Friday, 4 February 2011

HMO rules challenge renewed

As you are no doubt well aware, changes to the Use Classes Order made by the previous government placed Houses in Multiple Occupation in a new use class (C4), separate from single private dwelling houses in Class C3. However, the coalition government subsequently amended the General Permitted Development Order so that changes of use between Classes C3 and C4 are now permitted development. This change came into effect on 1st October 2010. As I pointed out when originally commenting on the announcement of this change (in June last year), if LPAs feel that the concentration of HMOs is a problem in particular areas, they can use their existing powers to make an Article 4 Direction. So, instead of a blanket requirement for planning permission for change of use to an HMO, this will now be a requirement only in those areas where LPAs have excluded this particular form of permitted development through an Article 4 Direction.

Several local planning authorities were deeply unhappy about this change, and I reported in October that three of them (Milton Keynes, Oxford and Newcastle) were seeking permission from the High Court to challenge the changes by way of an application for Judicial Review. Successful challenges to subordinate legislation are few and far between, but are not impossible. Nevertheless I was inclined to be sceptical of the chances of persuading the court to upset the new rules.

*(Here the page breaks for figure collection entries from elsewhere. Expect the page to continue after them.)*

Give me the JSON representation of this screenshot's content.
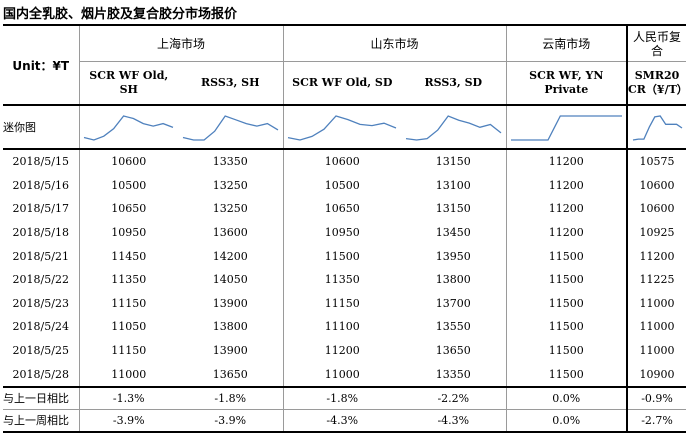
{
  "title": "国内全乳胶、烟片胶及复合胶分市场报价",
  "unit_label": "Unit：¥T",
  "markets": [
    "上海市场",
    "山东市场",
    "云南市场",
    "人民币复合"
  ],
  "products": [
    "SCR WF Old, SH",
    "RSS3, SH",
    "SCR WF Old, SD",
    "RSS3, SD",
    "SCR WF, YN Private",
    "SMR20 CR（¥/T）"
  ],
  "sparkline_label": "迷你图",
  "dates": [
    "2018/5/15",
    "2018/5/16",
    "2018/5/17",
    "2018/5/18",
    "2018/5/21",
    "2018/5/22",
    "2018/5/23",
    "2018/5/24",
    "2018/5/25",
    "2018/5/28"
  ],
  "rows": [
    [
      "10600",
      "13350",
      "10600",
      "13150",
      "11200",
      "10575"
    ],
    [
      "10500",
      "13250",
      "10500",
      "13100",
      "11200",
      "10600"
    ],
    [
      "10650",
      "13250",
      "10650",
      "13150",
      "11200",
      "10600"
    ],
    [
      "10950",
      "13600",
      "10950",
      "13450",
      "11200",
      "10925"
    ],
    [
      "11450",
      "14200",
      "11500",
      "13950",
      "11500",
      "11200"
    ],
    [
      "11350",
      "14050",
      "11350",
      "13800",
      "11500",
      "11225"
    ],
    [
      "11150",
      "13900",
      "11150",
      "13700",
      "11500",
      "11000"
    ],
    [
      "11050",
      "13800",
      "11100",
      "13550",
      "11500",
      "11000"
    ],
    [
      "11150",
      "13900",
      "11200",
      "13650",
      "11500",
      "11000"
    ],
    [
      "11000",
      "13650",
      "11000",
      "13350",
      "11500",
      "10900"
    ]
  ],
  "comparisons": [
    {
      "label": "与上一日相比",
      "values": [
        "-1.3%",
        "-1.8%",
        "-1.8%",
        "-2.2%",
        "0.0%",
        "-0.9%"
      ]
    },
    {
      "label": "与上一周相比",
      "values": [
        "-3.9%",
        "-3.9%",
        "-4.3%",
        "-4.3%",
        "0.0%",
        "-2.7%"
      ]
    }
  ],
  "colors": {
    "sparkline": "#4f81bd"
  }
}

The first hurdle for these councils was to obtain the Court’s permission to proceed, and they initially fell at this first fence. However, they renewed their application in the High Court following its initial rejection on the papers, and after an oral hearing last week, Lindblom J has given permission for the application for judicial review to proceed. This does not give any indication as to the eventual outcome of this challenge, but it does indicate that the three authorities do at least have an arguable case.

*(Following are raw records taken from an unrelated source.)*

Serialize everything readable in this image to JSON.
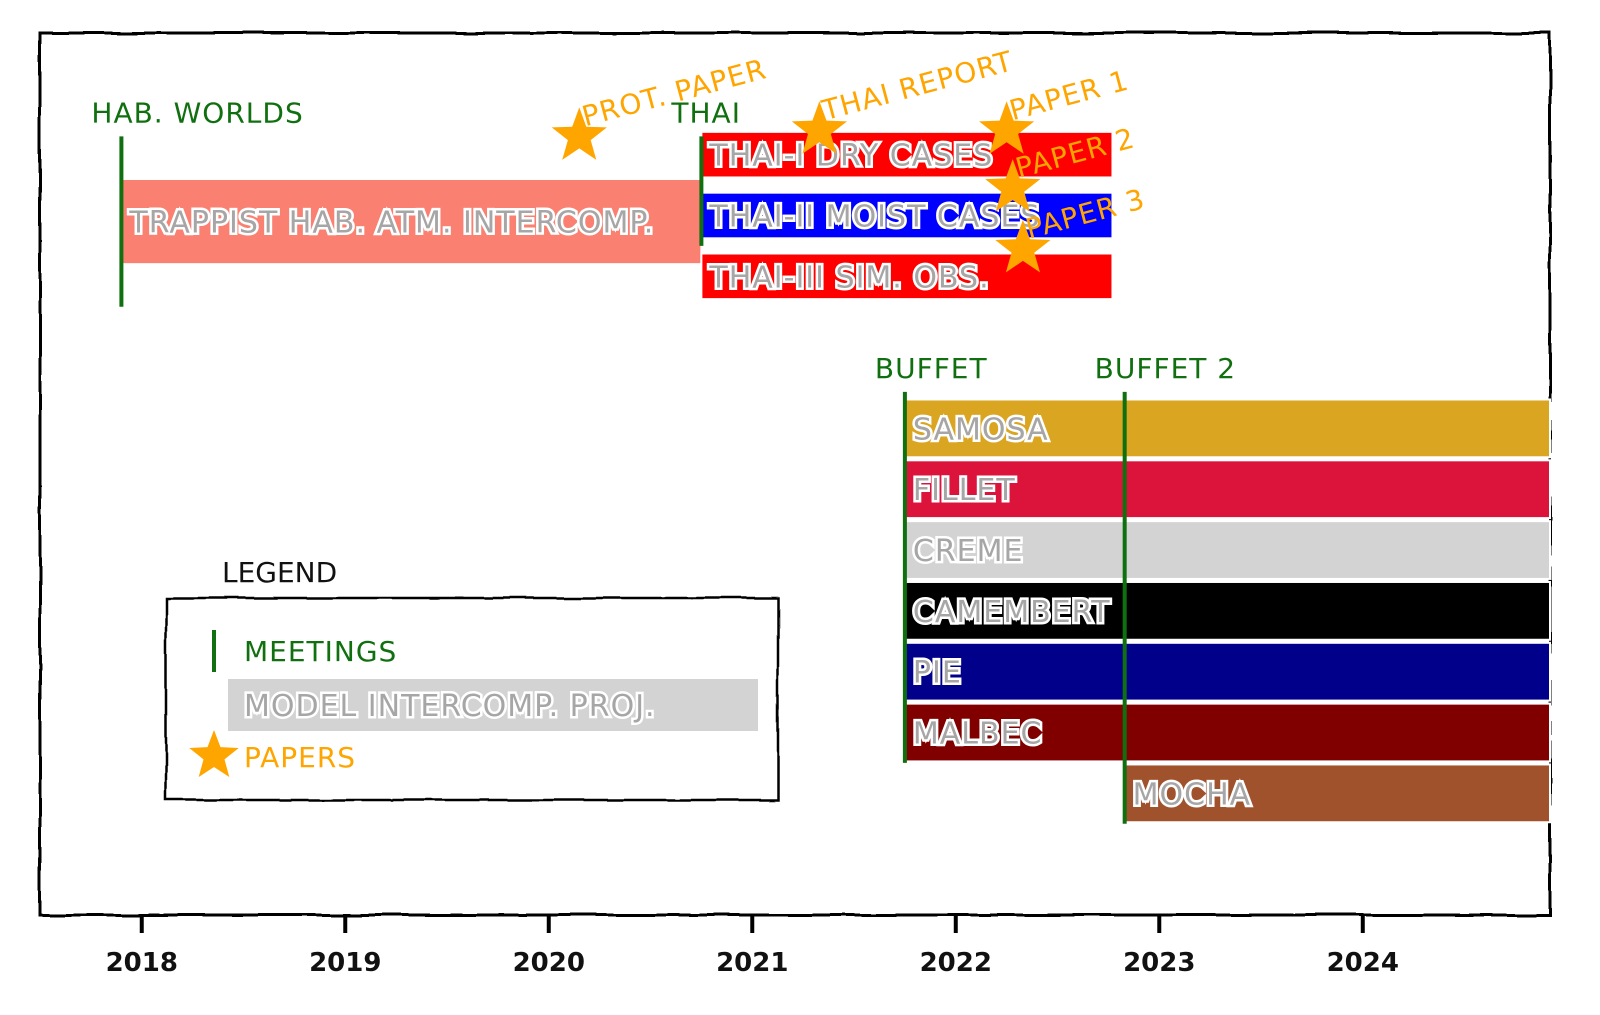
{
  "chart_data": {
    "type": "timeline",
    "title": "",
    "xlabel": "",
    "ylabel": "",
    "xlim": [
      2017.5,
      2024.92
    ],
    "ylim": [
      0,
      14.5
    ],
    "grid": false,
    "x_ticks": [
      2018,
      2019,
      2020,
      2021,
      2022,
      2023,
      2024
    ],
    "projects": [
      {
        "label": "TRAPPIST HAB. ATM. INTERCOMP.",
        "start": 2017.9,
        "end": 2020.75,
        "row": 11.4,
        "height": 1.4,
        "color": "#fa8072"
      },
      {
        "label": "THAI-I DRY CASES",
        "start": 2020.75,
        "end": 2022.77,
        "row": 12.5,
        "height": 0.75,
        "color": "#ff0000"
      },
      {
        "label": "THAI-II MOIST CASES",
        "start": 2020.75,
        "end": 2022.77,
        "row": 11.5,
        "height": 0.75,
        "color": "#0000ff"
      },
      {
        "label": "THAI-III SIM. OBS.",
        "start": 2020.75,
        "end": 2022.77,
        "row": 10.5,
        "height": 0.75,
        "color": "#ff0000"
      },
      {
        "label": "SAMOSA",
        "start": 2021.75,
        "end": 2024.92,
        "row": 8.0,
        "height": 0.95,
        "color": "#daa520"
      },
      {
        "label": "FILLET",
        "start": 2021.75,
        "end": 2024.92,
        "row": 7.0,
        "height": 0.95,
        "color": "#dc143c"
      },
      {
        "label": "CREME",
        "start": 2021.75,
        "end": 2024.92,
        "row": 6.0,
        "height": 0.95,
        "color": "#d3d3d3"
      },
      {
        "label": "CAMEMBERT",
        "start": 2021.75,
        "end": 2024.92,
        "row": 5.0,
        "height": 0.95,
        "color": "#000000"
      },
      {
        "label": "PIE",
        "start": 2021.75,
        "end": 2024.92,
        "row": 4.0,
        "height": 0.95,
        "color": "#00008b"
      },
      {
        "label": "MALBEC",
        "start": 2021.75,
        "end": 2024.92,
        "row": 3.0,
        "height": 0.95,
        "color": "#800000"
      },
      {
        "label": "MOCHA",
        "start": 2022.83,
        "end": 2024.92,
        "row": 2.0,
        "height": 0.95,
        "color": "#a0522d"
      }
    ],
    "meetings": [
      {
        "label": "HAB. WORLDS",
        "date": 2017.9,
        "y_from": 10.0,
        "y_to": 12.8
      },
      {
        "label": "THAI",
        "date": 2020.75,
        "y_from": 11.0,
        "y_to": 12.8
      },
      {
        "label": "BUFFET",
        "date": 2021.75,
        "y_from": 2.5,
        "y_to": 8.6
      },
      {
        "label": "BUFFET 2",
        "date": 2022.83,
        "y_from": 1.5,
        "y_to": 8.6
      }
    ],
    "papers": [
      {
        "label": "PROT. PAPER",
        "date": 2020.15,
        "y": 12.8
      },
      {
        "label": "THAI REPORT",
        "date": 2021.33,
        "y": 12.9
      },
      {
        "label": "PAPER 1",
        "date": 2022.25,
        "y": 12.9
      },
      {
        "label": "PAPER 2",
        "date": 2022.28,
        "y": 11.95
      },
      {
        "label": "PAPER 3",
        "date": 2022.33,
        "y": 10.95
      }
    ],
    "legend": {
      "title": "LEGEND",
      "placement": "lower-left",
      "items": [
        {
          "label": "MEETINGS",
          "kind": "meeting",
          "color": "#107010"
        },
        {
          "label": "MODEL INTERCOMP. PROJ.",
          "kind": "project",
          "color": "#d3d3d3"
        },
        {
          "label": "PAPERS",
          "kind": "paper",
          "color": "#ffa500"
        }
      ]
    },
    "colors": {
      "meeting": "#107010",
      "paper": "#ffa500",
      "project_text": "#a6a6a6"
    }
  }
}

I gather that the authorities do not believe that the availability of Article 4 directions gives them sufficient control over the situation. They claim that this will involve them in having to give 12 months’ notice to landlords and that they will face the risk of having to pay substantial compensation. They fear that the new rules will encourage a proliferation of HMOs, and they believe that this could be damaging to those neighbourhoods where significant numbers of HMOs are set up.

The legal basis for the High Court challenge is an alleged failure on the part of the government to consult local planning authorities properly prior to amending the GPDO. I still remain sceptical of the chances of this challenge succeeding, but we shall see. The substantive hearing is expected to take place before the end of April.

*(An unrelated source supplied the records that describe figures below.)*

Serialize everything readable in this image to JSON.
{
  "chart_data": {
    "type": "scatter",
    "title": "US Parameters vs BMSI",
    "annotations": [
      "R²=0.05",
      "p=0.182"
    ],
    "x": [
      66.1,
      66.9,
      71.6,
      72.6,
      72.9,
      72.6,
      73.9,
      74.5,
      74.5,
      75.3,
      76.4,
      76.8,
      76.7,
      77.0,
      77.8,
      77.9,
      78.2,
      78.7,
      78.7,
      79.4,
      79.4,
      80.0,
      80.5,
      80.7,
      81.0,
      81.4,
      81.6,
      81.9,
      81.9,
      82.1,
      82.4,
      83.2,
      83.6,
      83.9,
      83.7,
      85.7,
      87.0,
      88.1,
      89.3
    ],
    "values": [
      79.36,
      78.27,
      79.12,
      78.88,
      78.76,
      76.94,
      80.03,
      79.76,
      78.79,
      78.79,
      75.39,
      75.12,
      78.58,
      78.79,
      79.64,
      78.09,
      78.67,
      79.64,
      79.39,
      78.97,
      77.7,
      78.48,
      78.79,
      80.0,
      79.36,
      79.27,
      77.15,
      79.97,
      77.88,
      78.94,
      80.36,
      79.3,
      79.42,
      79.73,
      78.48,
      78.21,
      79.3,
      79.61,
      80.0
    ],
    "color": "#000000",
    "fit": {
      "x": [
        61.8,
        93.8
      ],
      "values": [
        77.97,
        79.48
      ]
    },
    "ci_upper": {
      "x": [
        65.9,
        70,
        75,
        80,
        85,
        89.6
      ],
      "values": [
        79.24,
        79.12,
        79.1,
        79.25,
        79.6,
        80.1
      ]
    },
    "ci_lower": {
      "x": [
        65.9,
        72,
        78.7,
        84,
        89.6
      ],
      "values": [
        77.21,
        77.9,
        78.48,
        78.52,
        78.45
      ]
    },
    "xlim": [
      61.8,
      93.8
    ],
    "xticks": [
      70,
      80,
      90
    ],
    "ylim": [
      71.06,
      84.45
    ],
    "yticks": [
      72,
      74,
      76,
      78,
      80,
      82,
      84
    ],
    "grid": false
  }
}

[Update: The High Court dismissed this challenge. Basically, the Court said that the consultation exercise carried out by the government was not unfair.]



  1. It would appear that Article 4 regulations could drive up the value of HMO's and hence student rents too. Interesting stuff

  2. Only time will tell whether Article 4 directions will significantly reduce the supply of student accommodation. Some LPAs will no doubt make such directions to cut down on what they perceive as a problem in their area, but many LPAs may not bother to do so.

    As some readers may already be aware, the three local authorities who challenged the change to the GPDO took their case on to the Court of Appeal, and lost again.